Q: What other valuation techniques is used besides the ones already mentioned?


Notion 5 (How big is BIG?)

Gross and net profit margins, return of equity (ROE), operational cash flow margins discount to intrinsic value, discount to price to book value and even discount to net cash value are some of the ratios used to determine whether the stock price gives the investor this so called margin of safety.
Many analysts will report statements like, company A has a healthily profit margin of 15%, a ROE of 12% which indicates this and that..
Q: What determines a healthy margin? 15%? What if its 14% then its consider not healthy? Who or what factors were used to determine that this number "15%" is deemed as a healthy implication for the company?

Proper answers will be posted on my blog secret-gems.blogspot.com and accredited to you :]
Want to learn swimming? PM me for bookings =)
 
henry14 Registered User
Join Date: Jul 2009
Posts: 1
Trade rep: 0%
henry14 Jul 14th, 09, 11:15 AM #2 (permalink)
Notion 1 (Fundamental pain of holding)

if the share price drops from 0.40 to 0.19 and the fundamentals haven't changed, the share should be even more of a bargain to you. the last thing that you should do in this situation is sell.

However, if the fundamentals are no longer any good then you should sell.
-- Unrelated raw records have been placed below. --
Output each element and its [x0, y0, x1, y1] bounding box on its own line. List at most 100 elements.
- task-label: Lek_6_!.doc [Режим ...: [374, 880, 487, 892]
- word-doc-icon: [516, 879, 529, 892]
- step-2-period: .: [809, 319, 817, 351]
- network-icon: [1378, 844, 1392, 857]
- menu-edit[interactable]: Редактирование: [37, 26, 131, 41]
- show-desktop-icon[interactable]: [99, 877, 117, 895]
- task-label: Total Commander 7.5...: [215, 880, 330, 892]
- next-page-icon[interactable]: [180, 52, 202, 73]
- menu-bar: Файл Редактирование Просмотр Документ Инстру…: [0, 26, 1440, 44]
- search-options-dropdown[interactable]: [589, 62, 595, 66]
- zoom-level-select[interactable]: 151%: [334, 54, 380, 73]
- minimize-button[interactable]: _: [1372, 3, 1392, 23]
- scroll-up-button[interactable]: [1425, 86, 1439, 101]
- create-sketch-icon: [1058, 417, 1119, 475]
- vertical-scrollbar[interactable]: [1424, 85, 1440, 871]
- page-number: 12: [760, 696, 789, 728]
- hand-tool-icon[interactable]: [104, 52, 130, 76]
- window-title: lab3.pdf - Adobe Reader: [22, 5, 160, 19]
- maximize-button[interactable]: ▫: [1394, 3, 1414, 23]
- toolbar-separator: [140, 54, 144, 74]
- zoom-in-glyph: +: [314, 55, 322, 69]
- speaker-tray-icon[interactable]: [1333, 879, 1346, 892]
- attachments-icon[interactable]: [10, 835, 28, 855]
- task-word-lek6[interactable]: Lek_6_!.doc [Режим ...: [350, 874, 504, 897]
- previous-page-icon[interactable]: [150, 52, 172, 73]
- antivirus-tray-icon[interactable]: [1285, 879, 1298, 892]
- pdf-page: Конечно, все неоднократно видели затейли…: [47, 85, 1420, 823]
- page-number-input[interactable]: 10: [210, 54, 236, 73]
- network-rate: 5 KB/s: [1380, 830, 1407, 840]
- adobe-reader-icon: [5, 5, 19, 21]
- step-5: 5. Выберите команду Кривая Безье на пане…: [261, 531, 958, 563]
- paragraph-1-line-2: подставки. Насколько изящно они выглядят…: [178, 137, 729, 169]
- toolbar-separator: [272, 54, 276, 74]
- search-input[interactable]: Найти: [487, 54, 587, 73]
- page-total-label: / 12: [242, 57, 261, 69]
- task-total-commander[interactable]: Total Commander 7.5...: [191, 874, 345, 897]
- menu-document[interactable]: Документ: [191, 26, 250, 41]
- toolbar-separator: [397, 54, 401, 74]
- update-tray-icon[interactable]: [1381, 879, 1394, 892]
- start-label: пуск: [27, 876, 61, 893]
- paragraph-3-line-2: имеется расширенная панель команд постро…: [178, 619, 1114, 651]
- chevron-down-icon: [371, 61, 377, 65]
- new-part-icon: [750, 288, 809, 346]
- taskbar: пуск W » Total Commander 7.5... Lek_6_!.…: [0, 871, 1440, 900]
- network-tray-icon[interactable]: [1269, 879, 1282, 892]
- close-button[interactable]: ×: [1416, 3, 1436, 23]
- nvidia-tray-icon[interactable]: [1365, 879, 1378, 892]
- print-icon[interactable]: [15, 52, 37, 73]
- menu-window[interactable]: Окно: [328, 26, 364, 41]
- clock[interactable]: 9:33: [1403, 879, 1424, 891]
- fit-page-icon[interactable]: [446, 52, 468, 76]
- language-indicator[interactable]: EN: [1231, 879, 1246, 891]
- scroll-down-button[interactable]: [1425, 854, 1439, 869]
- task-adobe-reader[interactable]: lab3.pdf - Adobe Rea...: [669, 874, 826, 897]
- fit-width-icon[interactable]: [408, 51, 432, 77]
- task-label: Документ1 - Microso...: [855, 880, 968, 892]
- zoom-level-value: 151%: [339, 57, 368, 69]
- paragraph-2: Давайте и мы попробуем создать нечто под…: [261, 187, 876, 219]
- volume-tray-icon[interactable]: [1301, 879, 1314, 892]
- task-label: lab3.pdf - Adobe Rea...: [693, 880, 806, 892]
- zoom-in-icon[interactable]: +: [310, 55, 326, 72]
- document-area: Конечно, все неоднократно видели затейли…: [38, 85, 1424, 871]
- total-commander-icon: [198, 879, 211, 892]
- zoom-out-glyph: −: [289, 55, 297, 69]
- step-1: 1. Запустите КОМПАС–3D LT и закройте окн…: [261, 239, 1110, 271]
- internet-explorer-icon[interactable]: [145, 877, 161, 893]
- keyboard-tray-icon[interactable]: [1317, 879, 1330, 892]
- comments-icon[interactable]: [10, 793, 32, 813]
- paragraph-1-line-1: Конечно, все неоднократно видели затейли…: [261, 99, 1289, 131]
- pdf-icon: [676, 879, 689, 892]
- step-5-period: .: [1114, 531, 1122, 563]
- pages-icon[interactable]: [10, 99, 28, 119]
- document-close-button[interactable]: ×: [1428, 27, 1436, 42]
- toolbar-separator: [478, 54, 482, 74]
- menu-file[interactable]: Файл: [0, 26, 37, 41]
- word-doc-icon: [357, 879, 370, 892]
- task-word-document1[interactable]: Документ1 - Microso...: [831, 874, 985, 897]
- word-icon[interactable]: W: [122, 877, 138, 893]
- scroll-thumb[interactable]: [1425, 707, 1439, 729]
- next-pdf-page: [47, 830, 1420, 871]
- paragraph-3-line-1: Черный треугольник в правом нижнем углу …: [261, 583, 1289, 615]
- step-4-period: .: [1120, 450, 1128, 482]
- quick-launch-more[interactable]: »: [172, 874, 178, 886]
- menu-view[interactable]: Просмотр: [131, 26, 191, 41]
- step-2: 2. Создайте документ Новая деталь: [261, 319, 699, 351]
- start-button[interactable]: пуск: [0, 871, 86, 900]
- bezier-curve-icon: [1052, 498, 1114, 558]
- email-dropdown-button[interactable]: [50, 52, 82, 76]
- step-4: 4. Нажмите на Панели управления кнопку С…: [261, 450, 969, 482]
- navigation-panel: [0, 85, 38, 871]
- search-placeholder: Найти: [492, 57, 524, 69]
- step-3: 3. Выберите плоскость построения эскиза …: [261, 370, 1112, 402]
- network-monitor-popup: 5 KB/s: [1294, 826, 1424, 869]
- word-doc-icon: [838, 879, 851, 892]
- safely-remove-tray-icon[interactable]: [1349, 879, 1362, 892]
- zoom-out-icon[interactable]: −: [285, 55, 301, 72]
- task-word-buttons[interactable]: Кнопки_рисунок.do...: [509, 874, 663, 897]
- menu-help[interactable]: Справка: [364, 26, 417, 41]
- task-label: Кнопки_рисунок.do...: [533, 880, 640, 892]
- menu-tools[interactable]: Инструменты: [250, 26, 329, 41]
To minimize this, you should look for companies that have consistently good fundamentals over a long period of time. this will usually lead you to companies with solid economic moats, and good management, which will minimize the chances of fundamentals dropping.

Notion 2 (Technical advantage over you)

if you can handle the risk involved in investing in a company which you don't completely understand, go ahead. remember, warren buffett said that "you pay a very high price in the stock market for a cheery consensus"

Notion 3 (Keep a constant look out?)

If a company has a solid economic moat and good management in place, the chances of fundamentals deteriorating is reduced. however, if it does deteriorate, the question to be asked is if this is the result of a one-off external event or the eroding of the company's moat. if the company's moat is being eroded, then sell. the chances of the company regaining its original earnings power is quite slim without its economic moat.

Notion 4 (The problem with valuation)

true, the valuation models used by value investors requires a lot of guess work.
Quote:
Originally Posted by "Security Analysis" by Benjamin Graham and David Dodd
The essential point is that security analysis does not seek to determine exactly what is the intrinsic value of a given security. It needs only to establish either that the intrinsic value is adequate - e.g. to protect a bond or to justify a stock purchase - or else that the value is considerably higher or considerably lower than the market price. For such purposes, an indefinite and approximate measure of the intrinsic value may be sufficient. To use a homely simile, it is quite possible by inspection that a woman is old enough to vote without knowing her age, or that a man is heavier than he should be without knowing his exact weight.
but if a stock is under priced, it should be quite obviously under priced, or else, the margin of safety is too small to be considered safe. the margin of safety will ensure that if you were to guess wrongly, you won't take too much of a hit. take for example, the GSI group (NASDAQ:GSIG). it has a market cap of $22.51m, but as of June 2008, it has no long term debt, $183.27m in cash and equivalent and a price/book ratio of 0.06. If not for its accounting issues, this is an example of "knowing that a woman is old enough to vote without knowing her age"

Notion 5 (How big is BIG?)

"How big is big?" is a very subjective question. the only way we can make sense of ratio is if we compare it to similar companies. the bigger the margins are when compared to competitors, the higher the chances that the company has a strong competitive advantage. If a company consistently has a higher profit margin or ROE than its peers, it is probably due to some competitive advantage, and a sign of an economic moat.

i am relatively new to investing, so do correct me if i have said anything wrong.